In competitive markets, wages are largely determined by labor
productivity. This rests on the assumption that employers are eager to increase
profits to the maximum. To the extent striker use force and intimidation to
obstruct work, they insist on a position of privilege and use force to maintain
this privilege against other workers. Union policies distribute unemployment in
relation to the relative elasticity of demand for different kinds of labor. If
wages are forced up, this increase will come out of profits. In the absence of
foreign competition, the wage increases may result in higher consumer prices.
The rise in wages in the 20th century is due to the growth of
capital investment and to scientific and technological advance. In a free enterprise system, everybody’s
money income is somebody else’s cost.
“For the passion for economic equality, among union members
as among the rest of us, is, with the exception of a few rare philanthropists
and saints, a passion for getting as much as those above us in the economic
scale already get rather than a passion for giving those below us as much as we
ourselves already get.”
9. “The Function of Profits”
What does it mean to make a profit? Far from a rhetorical
question, few people fundamentally grasp the implications of profits and loss
in either an economic and accounting sense. It means the result of the combination
of factors of production in such a way and in such amount so that the output is
valued greater than the sum of the inputs. Although succinctly modeled in accounting
rules, turning an economic profit, generating free cash flow, making money, or
whichever title you want to give it is extremely difficult. As my career has developed
and progressed, I have truly come to appreciate the difficulty of “making money”.
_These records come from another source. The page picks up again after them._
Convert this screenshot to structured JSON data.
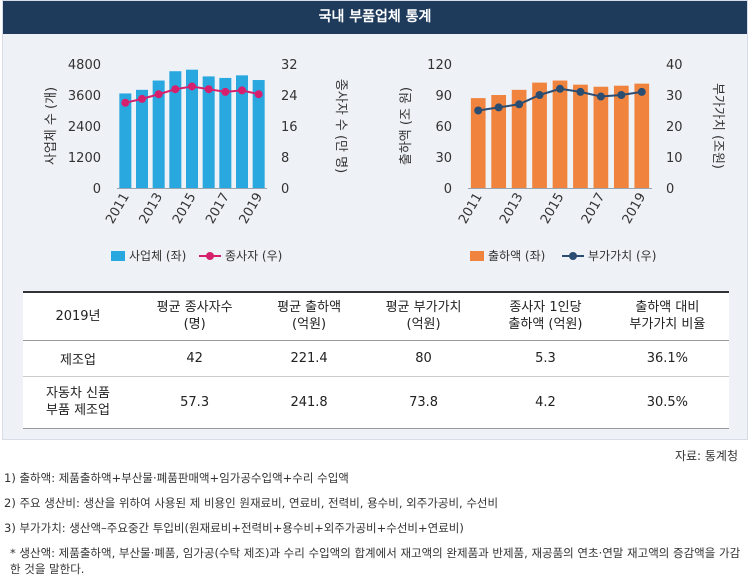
{
  "header": {
    "title": "국내 부품업체 통계"
  },
  "chart_data": [
    {
      "type": "bar",
      "categories": [
        "2011",
        "2012",
        "2013",
        "2014",
        "2015",
        "2016",
        "2017",
        "2018",
        "2019"
      ],
      "x_tick_labels": [
        "2011",
        "2013",
        "2015",
        "2017",
        "2019"
      ],
      "series": [
        {
          "name": "사업체 (좌)",
          "kind": "bar",
          "axis": "left",
          "color": "#29a8e0",
          "values": [
            3660,
            3800,
            4160,
            4520,
            4580,
            4320,
            4260,
            4360,
            4180
          ]
        },
        {
          "name": "종사자 (우)",
          "kind": "line",
          "axis": "right",
          "color": "#d6206e",
          "values": [
            22,
            23,
            24.2,
            25.5,
            26.2,
            25.5,
            24.8,
            25.2,
            24.2
          ]
        }
      ],
      "ylabel": "사업체 수 (개)",
      "ylabel2": "종사자 수 (만 명)",
      "ylim": [
        0,
        4800
      ],
      "yticks": [
        "4800",
        "3600",
        "2400",
        "1200",
        "0"
      ],
      "ylim2": [
        0,
        32
      ],
      "yticks2": [
        "32",
        "24",
        "16",
        "8",
        "0"
      ],
      "grid": false,
      "legend": "bottom"
    },
    {
      "type": "bar",
      "categories": [
        "2011",
        "2012",
        "2013",
        "2014",
        "2015",
        "2016",
        "2017",
        "2018",
        "2019"
      ],
      "x_tick_labels": [
        "2011",
        "2013",
        "2015",
        "2017",
        "2019"
      ],
      "series": [
        {
          "name": "출하액 (좌)",
          "kind": "bar",
          "axis": "left",
          "color": "#f0843f",
          "values": [
            87,
            90,
            95,
            102,
            104,
            100,
            98,
            99,
            101
          ]
        },
        {
          "name": "부가가치 (우)",
          "kind": "line",
          "axis": "right",
          "color": "#2b4d72",
          "values": [
            25,
            26,
            27,
            30,
            32,
            31,
            29.5,
            30,
            31
          ]
        }
      ],
      "ylabel": "출하액 (조 원)",
      "ylabel2": "부가가치 (조원)",
      "ylim": [
        0,
        120
      ],
      "yticks": [
        "120",
        "90",
        "60",
        "30",
        "0"
      ],
      "ylim2": [
        0,
        40
      ],
      "yticks2": [
        "40",
        "30",
        "20",
        "10",
        "0"
      ],
      "grid": false,
      "legend": "bottom"
    }
  ],
  "table": {
    "headers": [
      "2019년",
      "평균 종사자수\n(명)",
      "평균 출하액\n(억원)",
      "평균 부가가치\n(억원)",
      "종사자 1인당\n출하액 (억원)",
      "출하액 대비\n부가가치 비율"
    ],
    "rows": [
      {
        "label": "제조업",
        "values": [
          "42",
          "221.4",
          "80",
          "5.3",
          "36.1%"
        ]
      },
      {
        "label": "자동차 신품\n부품 제조업",
        "values": [
          "57.3",
          "241.8",
          "73.8",
          "4.2",
          "30.5%"
        ]
      }
    ]
  },
  "source": "자료: 통계청",
  "notes": [
    "1) 출하액: 제품출하액+부산물·폐품판매액+임가공수입액+수리 수입액",
    "2) 주요 생산비: 생산을 위하여 사용된 제 비용인 원재료비, 연료비, 전력비, 용수비, 외주가공비, 수선비",
    "3) 부가가치: 생산액–주요중간 투입비(원재료비+전력비+용수비+외주가공비+수선비+연료비)",
    "* 생산액: 제품출하액, 부산물·폐품, 임가공(수탁 제조)과 수리 수입액의 합계에서 재고액의 완제품과 반제품, 재공품의 연초·연말 재고액의 증감액을 가감한 것을 말한다."
  ]
}
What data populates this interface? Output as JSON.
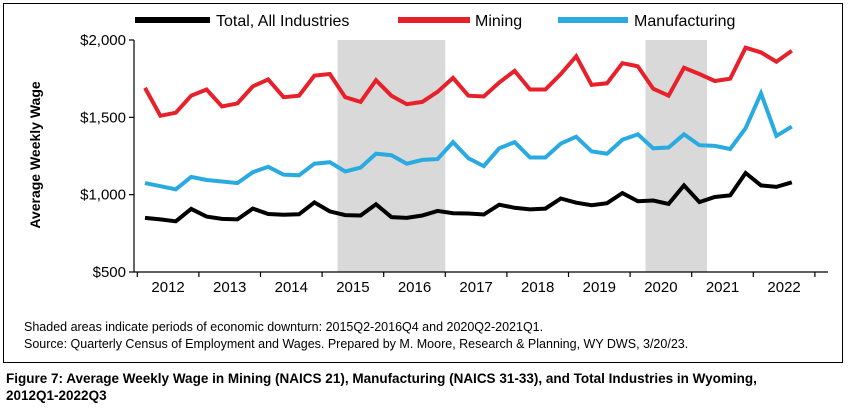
{
  "chart_data": {
    "type": "line",
    "title": "",
    "ylabel": "Average Weekly Wage",
    "xlabel": "",
    "ylim": [
      500,
      2000
    ],
    "y_ticks": [
      "$500",
      "$1,000",
      "$1,500",
      "$2,000"
    ],
    "y_tick_values": [
      500,
      1000,
      1500,
      2000
    ],
    "x_tick_labels": [
      "2012",
      "2013",
      "2014",
      "2015",
      "2016",
      "2017",
      "2018",
      "2019",
      "2020",
      "2021",
      "2022"
    ],
    "x_start_year": 2012,
    "periods_per_year": 4,
    "legend_position": "top",
    "grid": false,
    "recessions": [
      {
        "start": "2015Q2",
        "end": "2016Q4"
      },
      {
        "start": "2020Q2",
        "end": "2021Q1"
      }
    ],
    "series": [
      {
        "name": "Total, All Industries",
        "color": "#000000",
        "values": [
          850,
          840,
          828,
          908,
          858,
          843,
          840,
          910,
          875,
          870,
          873,
          950,
          892,
          868,
          865,
          938,
          855,
          850,
          865,
          895,
          880,
          878,
          872,
          935,
          915,
          905,
          910,
          975,
          948,
          932,
          945,
          1010,
          958,
          962,
          940,
          1060,
          952,
          985,
          995,
          1140,
          1060,
          1050,
          1080
        ]
      },
      {
        "name": "Mining",
        "color": "#e8202a",
        "values": [
          1690,
          1510,
          1530,
          1640,
          1680,
          1570,
          1590,
          1700,
          1745,
          1630,
          1640,
          1770,
          1780,
          1630,
          1600,
          1740,
          1640,
          1585,
          1600,
          1665,
          1755,
          1640,
          1635,
          1725,
          1800,
          1680,
          1680,
          1780,
          1895,
          1710,
          1720,
          1850,
          1830,
          1685,
          1640,
          1820,
          1780,
          1735,
          1750,
          1950,
          1920,
          1860,
          1930
        ]
      },
      {
        "name": "Manufacturing",
        "color": "#29abe2",
        "values": [
          1075,
          1055,
          1035,
          1115,
          1095,
          1085,
          1075,
          1145,
          1180,
          1130,
          1125,
          1200,
          1210,
          1150,
          1175,
          1265,
          1255,
          1200,
          1225,
          1230,
          1340,
          1235,
          1185,
          1300,
          1340,
          1240,
          1240,
          1330,
          1375,
          1280,
          1265,
          1355,
          1390,
          1300,
          1305,
          1390,
          1320,
          1315,
          1295,
          1430,
          1655,
          1380,
          1440
        ]
      }
    ]
  },
  "notes": {
    "line1": "Shaded areas indicate periods of economic downturn: 2015Q2-2016Q4 and 2020Q2-2021Q1.",
    "line2": "Source: Quarterly Census of Employment and Wages. Prepared by M. Moore, Research & Planning, WY DWS, 3/20/23."
  },
  "caption": {
    "line1": "Figure 7: Average Weekly Wage in Mining (NAICS 21), Manufacturing (NAICS 31-33),  and Total Industries in Wyoming,",
    "line2": "2012Q1-2022Q3"
  }
}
Also, few people are familiar with the mortality rates of
business, large or small. The absence of profits is a telltale sign that the
labor and capital devoted to its production are misdirected. A crucial function
of profits is to guide and channel the factors of production to their most
valued (profitable) uses. According to Hazlitt, “The function of profits is to
put constant and unremitting pressure on the head of every competitive business
to introduce further economies and efficiencies.” Profits are often achieved
not by raising prices but by introducing economies and efficiencies that cut production
costs. Profits result from the relationship of costs to prices.
10. “The Mirage of Inflation”
Especially germane as this entry is written (summer 2021),
inflation is arguably the most misunderstood yet ubiquitous economic phenomenon.
An increase in the supply of money inevitability and inexorably reduces the
purchasing power of the currency medium. Some economists posit a “rigid mechanical
theory of the effect of the supply of money on commodity prices.” The total
money supply multiplied by its velocity must equal the value of the goods
bought. These economists hold that “the value of the monetary unit must vary
exactly and inversely with the amount put into circulation.”
Itself a form of taxation, inflation is especially pernicious.
The burden of inflation falls hardest on precisely those people that are less
able to mitigate its effects and/or are more downstream from the
monetary expansion. These Cantillon effects are key to understanding the
regressive nature of the inflation tax.